Muscle-up with Two-Factor Security
Recognizing the increasing threat of cyberattacks, many internet companies have started adding layers of security to help keep your information safe. Usually this is called “2-factor security” or “2-step verification,” meaning that you must present 2 separate pieces of information in order to log in. In most cases, this will be your password and a one-time code sent to your phone. This way, even if someone guesses your weird password, they will still need access to your text message to gain access to your account.
Of course, it’s a bit annoying to have to input a code each time you log in. Thankfully, the use of 2-factor security is maturing, and companies are finding ways to make the burden of security easier on us users.
Google is a good example: When attempting to log in to Google, the “Google” app on your phone will offer you “Yes” and “No” buttons to allow you to permit or deny the login request without having to type in a code.
HTTPS: Look both ways before you cross the server.
More and more websites are guarding themselves with security certificates. If a website is protected, you’ll see a ‘lock’ icon in the address bar. This means any information you enter on a website is protected from hackers with a high level of encryption. As a security-conscious user, look for the lock before submitting any information. (Of course, it’s also important to consider what kind of website you are on. Scammers go to great lengths to convince you they are legitimate. Check the address bar to make sure you’re on the website you intended to visit before you share any information. Read more about that on Mozilla’s blog.)
Privacy Plugins to Ward Off Cookie Monsters
You can also arm your web browser to stop snooping websites and scripts from tracking your movements, installing unwanted ‘cookies’ on your computer, or sniffing for sensitive information.
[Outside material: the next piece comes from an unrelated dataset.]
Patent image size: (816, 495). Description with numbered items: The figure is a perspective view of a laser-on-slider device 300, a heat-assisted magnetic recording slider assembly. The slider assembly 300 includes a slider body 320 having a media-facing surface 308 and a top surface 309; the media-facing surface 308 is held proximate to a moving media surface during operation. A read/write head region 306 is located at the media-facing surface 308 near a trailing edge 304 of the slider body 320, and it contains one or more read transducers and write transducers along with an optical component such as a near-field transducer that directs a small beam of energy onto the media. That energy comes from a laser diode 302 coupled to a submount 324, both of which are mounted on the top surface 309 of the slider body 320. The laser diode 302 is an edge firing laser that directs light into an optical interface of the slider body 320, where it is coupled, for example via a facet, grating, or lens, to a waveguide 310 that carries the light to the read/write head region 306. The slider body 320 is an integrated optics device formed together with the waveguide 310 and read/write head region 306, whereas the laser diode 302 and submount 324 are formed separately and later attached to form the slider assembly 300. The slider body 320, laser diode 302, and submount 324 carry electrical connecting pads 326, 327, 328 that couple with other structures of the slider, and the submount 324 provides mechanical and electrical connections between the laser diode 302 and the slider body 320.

An excellent option for Chrome is Privacy Badger, which proactively (and aggressively) detects and cuts off scripts and trackers that try to stick their noses where they don’t belong.
Don’t assume you’re immune.
Perhaps by now you’re thinking, “Good grief! This is too much! Who would want my data anyway?”
The word “hacker” conjures up images of a greasy-haired guy in a basement, surrounded by screens and pizza boxes. But these days, the real threats aren’t humans -- they’re scripts. Scripts don’t pursue people, they pursue information, information that all of us have. Whether you’re a small-town beet salesman or a big-time corporate executive, you have bank account information, credit card numbers, a Social Insurance Number, passwords for other accounts -- things that will allow hackers to steal your money, your identity, or both.
It isn’t fun, but it’s necessary.
We brush our teeth, lock the doors at night, and wear seatbelts when we drive. None of these things are fun, but we do them because we know they protect our well-being. The Internet is deeply integrated into our lives. We need to attend to cybersecurity simply because of how much of our lives are connected to cyberspace.
It only takes half an hour.
Take 30 minutes out of your week and protect your online life. Strengthen your passwords. Safeguard your accounts with the security features available to you. Arm your browser against snooping intruders. And then, knowing you’ve done what you can to live well online, go forth footloose and fancy free like Kevin Bacon.